Das psychische Wohlbefinden vorhersagt, Freizeit, körperliche Aktivität in der Lebensmitte: Verschiedene sportliche Aktivitäten stehen in Bezug zu den verschiedenen Dimensionen von Wohlbefinden in der Lebensmitte

Das psychische Wohlbefinden vorhersagt, Freizeit, körperliche Aktivität in der Lebensmitte: Verschiedene sportliche Aktivitäten stehen in Bezug zu den verschiedenen Dimensionen von Wohlbefinden in der Lebensmitte

Männer und Frauen mit hohem psychischen Wohlbefinden im Alter von 42 Jahren wurden mehr körperlich aktiv, bei den über 50-jährigen im Vergleich zu diejenigen, die haben niedrigere Werte im psychischen Wohlbefinden im Alter von 42. Verschiedene sportliche Aktivitäten stehen in Bezug zu den verschiedenen Dimensionen von Wohlbefinden in der Lebensmitte.

Das psychische Wohlbefinden untersucht wurde, durch drei Dimensionen: emotionale, psychische und soziale Wohlbefinden. Emotionales Wohlbefinden zeigt die Allgemeine Zufriedenheit mit dem Leben und eine Tendenz, positive Gefühle. Psychische Wohlbefinden bezieht sich auf Erfahrungen des persönlichen Wachstums und der Sinn des Lebens. Social well-being erzählt von Beziehungen mit anderen Menschen und der Gemeinschaft.

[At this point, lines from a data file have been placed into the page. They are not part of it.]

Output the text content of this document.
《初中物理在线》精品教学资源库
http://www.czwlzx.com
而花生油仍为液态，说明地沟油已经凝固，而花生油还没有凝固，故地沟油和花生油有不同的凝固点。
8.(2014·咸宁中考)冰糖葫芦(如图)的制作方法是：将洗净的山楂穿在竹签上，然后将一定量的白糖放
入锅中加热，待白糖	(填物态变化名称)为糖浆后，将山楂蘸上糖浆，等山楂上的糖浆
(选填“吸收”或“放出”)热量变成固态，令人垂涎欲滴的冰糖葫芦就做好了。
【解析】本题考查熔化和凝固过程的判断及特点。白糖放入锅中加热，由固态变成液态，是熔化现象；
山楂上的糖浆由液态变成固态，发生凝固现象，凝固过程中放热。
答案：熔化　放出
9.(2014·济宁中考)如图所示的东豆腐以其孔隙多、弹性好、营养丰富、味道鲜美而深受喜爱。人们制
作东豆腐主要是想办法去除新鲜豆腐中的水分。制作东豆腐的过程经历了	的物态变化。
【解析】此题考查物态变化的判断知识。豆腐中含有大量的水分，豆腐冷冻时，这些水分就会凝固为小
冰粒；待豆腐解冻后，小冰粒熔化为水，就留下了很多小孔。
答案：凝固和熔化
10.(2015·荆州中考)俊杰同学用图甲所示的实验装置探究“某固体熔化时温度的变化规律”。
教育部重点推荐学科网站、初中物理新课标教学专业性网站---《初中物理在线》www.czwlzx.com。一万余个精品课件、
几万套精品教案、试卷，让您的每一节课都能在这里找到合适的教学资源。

Es war eine überraschung, die Freizeit körperliche Aktivität nicht Vorhersagen, später psychische Wohlbefinden, die subjektive Gesundheit, geistiges Wohlbefinden vorhergesagt körperliche Aktivität. Es scheint, dass das psychische Wohlbefinden ist eine wichtige Ressource für die Aufrechterhaltung eines körperlich aktiven lebensstil in der Lebensmitte, sagt Dr. Tiia Kekäläinen von der Gerontology Research Center und der Fakultät für Sport-und Gesundheitswissenschaften, Universität Jyväskylä, Finnland.

Verschiedene Arten von körperlichen Aktivitäten sind gut für das Wohlbefinden

Untersuchungen von verschiedenen Freizeit körperliche Aktivitäten, die ergab, dass verschiedene Aktivitäten im Zusammenhang mit den Dimensionen des Wohlbefindens in der 50-jährigen Männer und Frauen. Zu Fuß war in Bezug auf das emotionale Wohlbefinden, Wandern in der Natur zum sozialen Wohlbefindens und Ausdauertraining, zur subjektiven Gesundheit.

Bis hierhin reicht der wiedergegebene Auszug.